Universal Serial Bus (USB) Subsystem

The USB device driver protocol stack for AIX® consists of several drivers that communicate with each other.

The following figure illustrates several drivers communicating with each other in a layered fashion.
Figure 1. Universal Serial Bus (USB) Subsystem
The top line of the image displays the USB interface APIs and the bottom line the host controller interface
The top layer consists of several client drivers that support various USB classes that include mass storage, human interface device, audio, hub, and other classes. The client drivers hides the class level function from the operating system and provide uniform file-oriented interface to the applications in accessing the corresponding class-level devices. The mid-layer consists of a USB bus driver that hides the host controller implementation details and the bus-level hardware complexity present in the system. It provides uniform interface to each top-level client driver in accessing the corresponding class-level devices regardless of which USB bus the device is on. The lower-layer consists of several host controller drivers that provide the software interface between the host-controller hardware and the USB System Driver (USBD). The details of each host controller driver depend on the host controller interface definition. These three layer drivers in the USB subsystem work together to support the attachment of a range of USB devices.

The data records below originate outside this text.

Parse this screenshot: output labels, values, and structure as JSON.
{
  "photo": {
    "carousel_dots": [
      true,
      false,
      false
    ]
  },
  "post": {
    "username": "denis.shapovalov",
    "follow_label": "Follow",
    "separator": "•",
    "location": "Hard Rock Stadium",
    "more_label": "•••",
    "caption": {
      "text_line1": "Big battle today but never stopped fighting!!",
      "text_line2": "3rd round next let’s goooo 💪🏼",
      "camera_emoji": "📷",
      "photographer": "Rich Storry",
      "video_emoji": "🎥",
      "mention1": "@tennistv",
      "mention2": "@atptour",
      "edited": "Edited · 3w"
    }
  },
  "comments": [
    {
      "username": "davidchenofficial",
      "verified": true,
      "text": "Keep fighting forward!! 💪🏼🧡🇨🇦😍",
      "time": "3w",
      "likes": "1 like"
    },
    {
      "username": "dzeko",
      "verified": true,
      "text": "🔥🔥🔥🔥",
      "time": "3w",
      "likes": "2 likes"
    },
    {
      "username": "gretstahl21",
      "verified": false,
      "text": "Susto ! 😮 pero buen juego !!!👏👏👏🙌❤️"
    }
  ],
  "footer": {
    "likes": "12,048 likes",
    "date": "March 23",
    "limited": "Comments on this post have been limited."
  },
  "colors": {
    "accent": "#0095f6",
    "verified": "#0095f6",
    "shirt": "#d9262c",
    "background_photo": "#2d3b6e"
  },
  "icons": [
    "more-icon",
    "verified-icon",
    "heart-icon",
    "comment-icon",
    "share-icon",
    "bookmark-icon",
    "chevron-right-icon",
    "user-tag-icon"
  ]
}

The USB devices such as flash drive, tape, CD-ROM, keyboard, mouse, speaker, and other devices are supported.

The location code is in the [USB Host Controller Number]:[Port Number] format.

For a USB 3.0 controller, 8 logical ports correspond to 4 physical USB ports on the card. The ports are logically numbered based on whether the devices are connected to the port USB 2.0 or to the port USB 3.0. If all devices connected to the ports are USB 2.0 devices, the lsdev command displays 1, 2, 3, or 4 for the logical port number. If the devices connected to the port are USB 3.0 devices, the ports are logically numbered as 5, 6, 7, or 8.

The following table shows the logical port values for both USB 2.0 and USB 3.0 devices at various physical ports.
Physical port Logical port (if USB 2.0 device) Logical port (if USB 3.0 device)
T1 (top) 0.4 0.8
T2 0.2 0.6
T3 0.1 0.5
T4 0.3 0.7

Example

# lsdev -C | grep usbms
usbms0     Available   0.7         USB Mass Storage

As shown above, if a USB 3.0 device (usbms0) is showing logical port no = 0.7, then it is connected physically to port T4 of the usbhc0 controller.